I was doing some reading and read this phrase without anyting else written down.
Suppose $Y\mid Z $ is distributed according to an exponential distribution, $f_{Y\mid Z}(y)=ze^{-zy}$.
Now I wanted to do some calculations with conditional expectations. First $E((E(Y\mid Z))=E\left(\frac{1}{Z}\right)$ since $Y\mid Z$ is exponential distributed. But second we have by tower porperty $E(E(Y\mid Z))=E(Y)$. But in general it is not true that $E(Y)=E\left(\frac{1}{Z}\right)$, so what was I doing wrong here? I can not find the error or did I missunderstood the phrase, but how should one understand this then?
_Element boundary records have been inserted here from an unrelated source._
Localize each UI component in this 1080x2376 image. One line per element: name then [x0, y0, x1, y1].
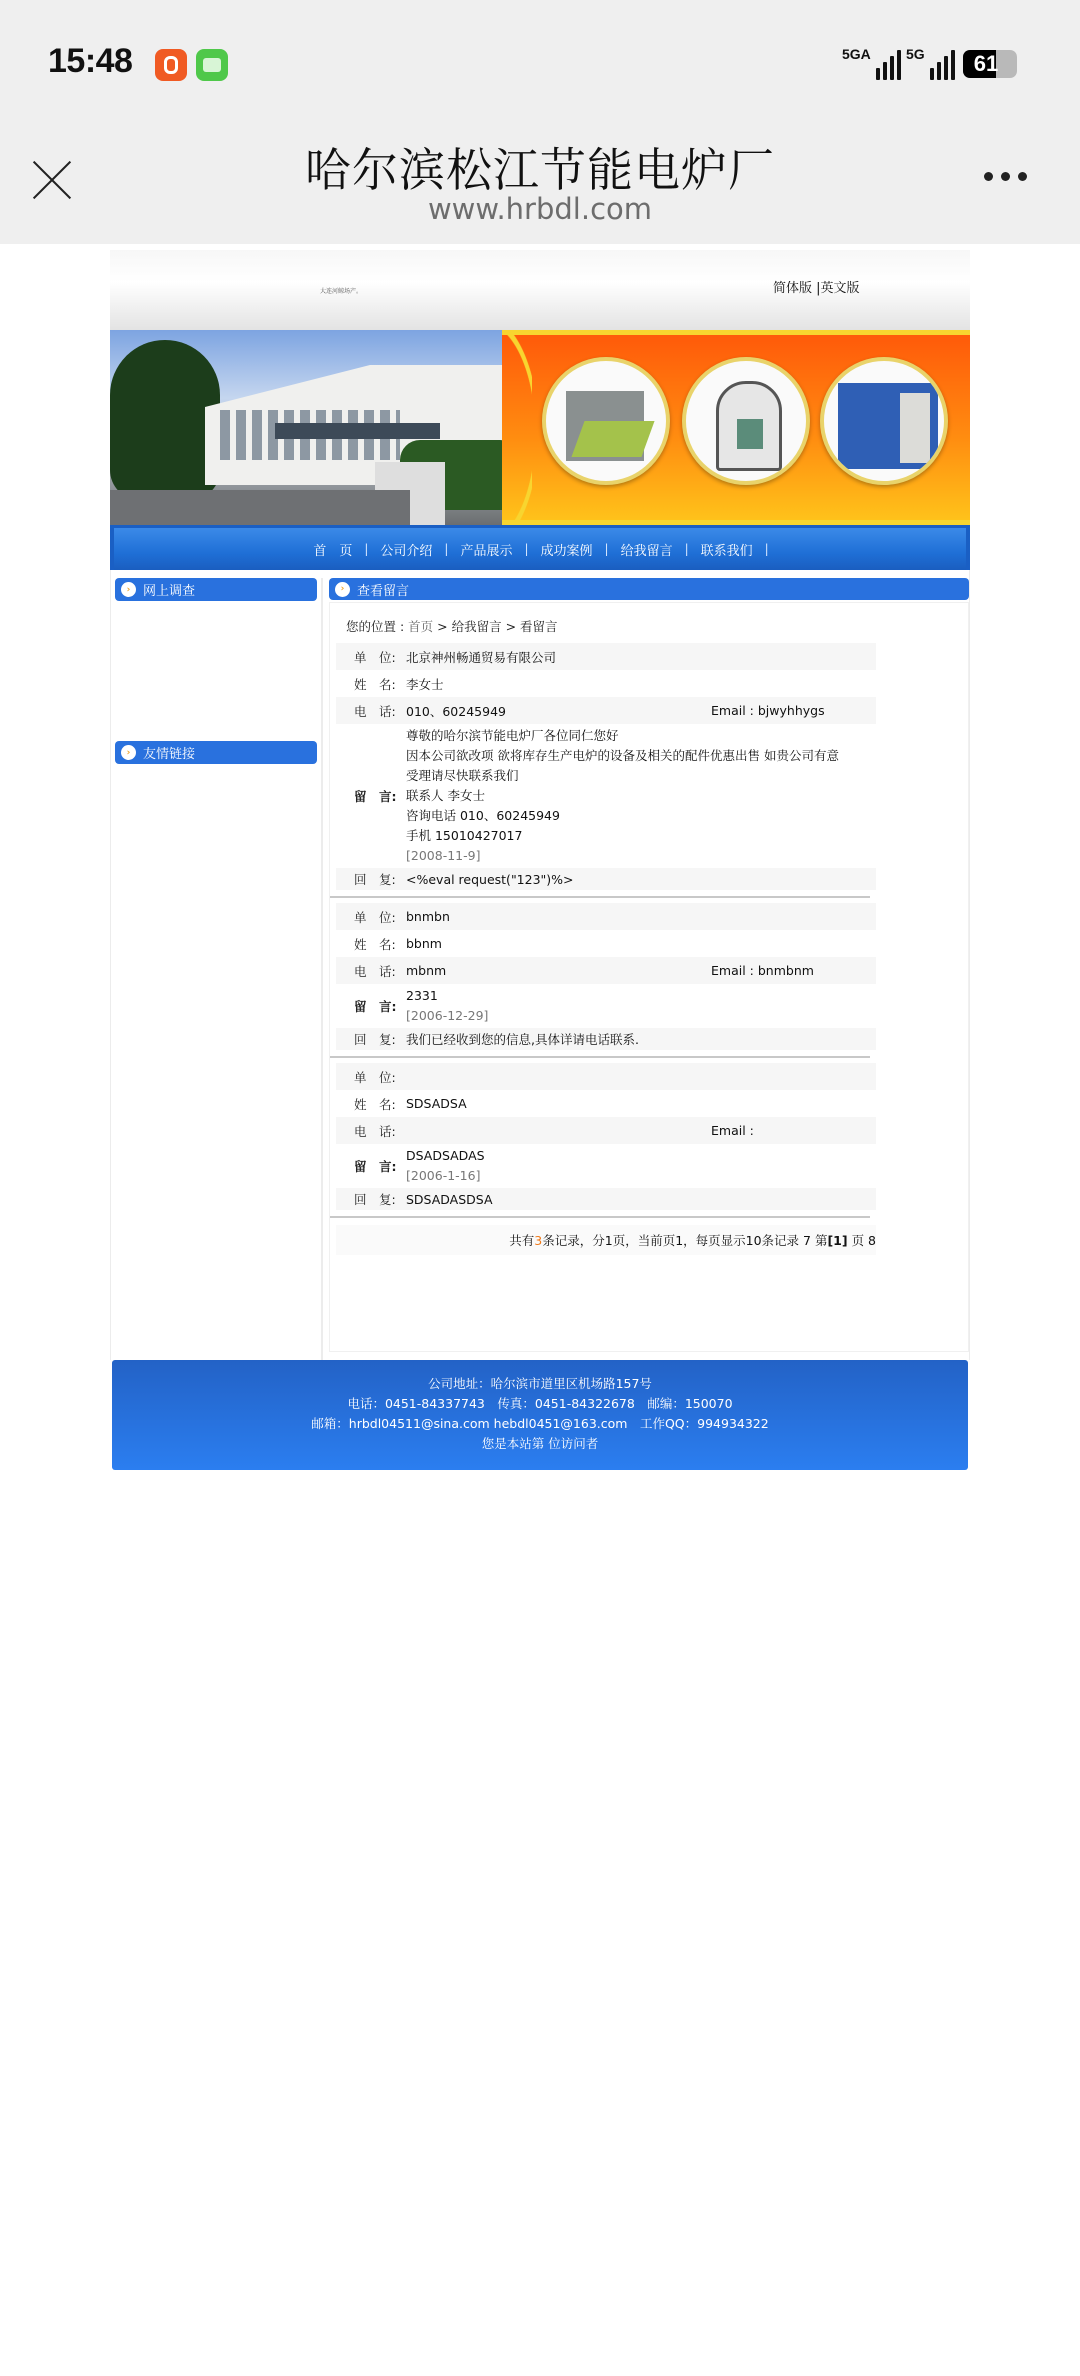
message-field-row: 电 话:Email :: [336, 1117, 876, 1144]
message-field-row: 回 复:SDSADASDSA: [336, 1188, 876, 1210]
message-date: [2006-12-29]: [406, 1006, 876, 1026]
nav-item[interactable]: 给我留言: [609, 540, 685, 559]
message-field-row: 姓 名:bbnm: [336, 930, 876, 957]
Your calculations are right. Using law of total expectation you have
$$\mathbb{E}[Y]=\mathbb{E}\{\mathbb{E}[Y|Z]\}=\mathbb{E}[1/Z]$$
This is true in this case because $(Y|Z=z)\sim \exp(z)$. In general you have to derive the conditional expectation $\mathbb{E}[Y|Z]$ which is always a function of $Z$
now to calculate $\mathbb{E}[Y]$ you have to know the distribution of $Z$
just as an example, if $Z\sim U(1;2)$ you get
$$\mathbb{E}[Y]=\int_1^2 \frac{1}{z}dz=\log 2$$